1. ## Prove this .

Prove that $\sum^{n}_{r=1}(r+1)2^{r-1}=n2^n$ .

2. Originally Posted by thereddevils
Prove that $\sum^{n}_{r=1}(r+1)2^{r-1}=n2^n$ .
Telescoping series:

$(r+1)2^{r-1}=r2^r-(r-1)2^{r-1}$

CB

3. Thanks Captain , but how did you get that expression ? Is it by expansion ?
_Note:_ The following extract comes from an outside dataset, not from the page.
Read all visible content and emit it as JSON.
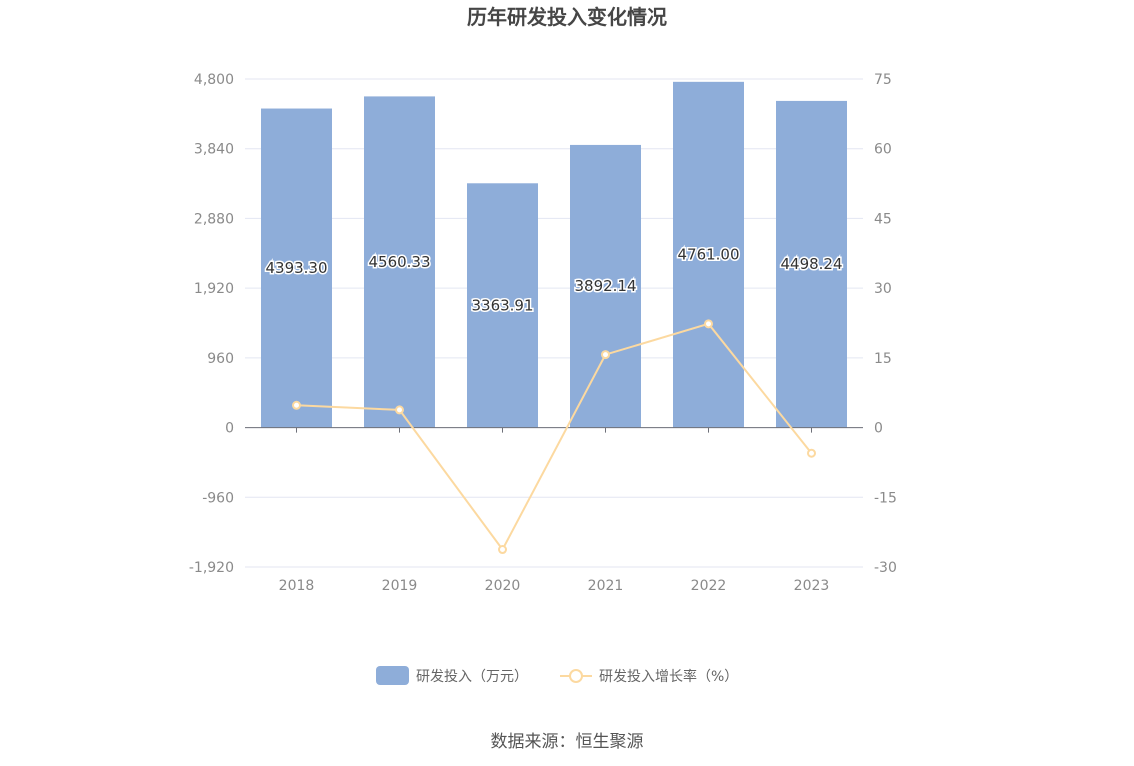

4. Originally Posted by thereddevils
Thanks Captain , but how did you get that expression ? Is it by expansion ?
First I deduce what method is appropriate for high school level, which made me suspect a telescoping series, then noting that $0\times 2^0=0$ is a give away for writting the general term as $r2^r-(r-1)2^{r-1}$, since then the only part of the last term of the series that does not cancel is $n2^2$, and from the first term is $0$.

CB

5. I know what a telescoping series is but i just don understand how you get this :

$
(r+1)2^{r-1}=r2^r-(r-1)2^{r-1}
$

6. Originally Posted by thereddevils
I know what a telescoping series is but i just don understand how you get this :

$
(r+1)2^{r-1}=r2^r-(r-1)2^{r-1}
$
$r 2^{r-1} + 2^{r-1} = r 2^{r-1} (2 - 1) + 2^{r-1} = r 2^r - r 2^{r - 1} + 2^{r-1} = r 2^r - 2^{r-1} (r - 1)$.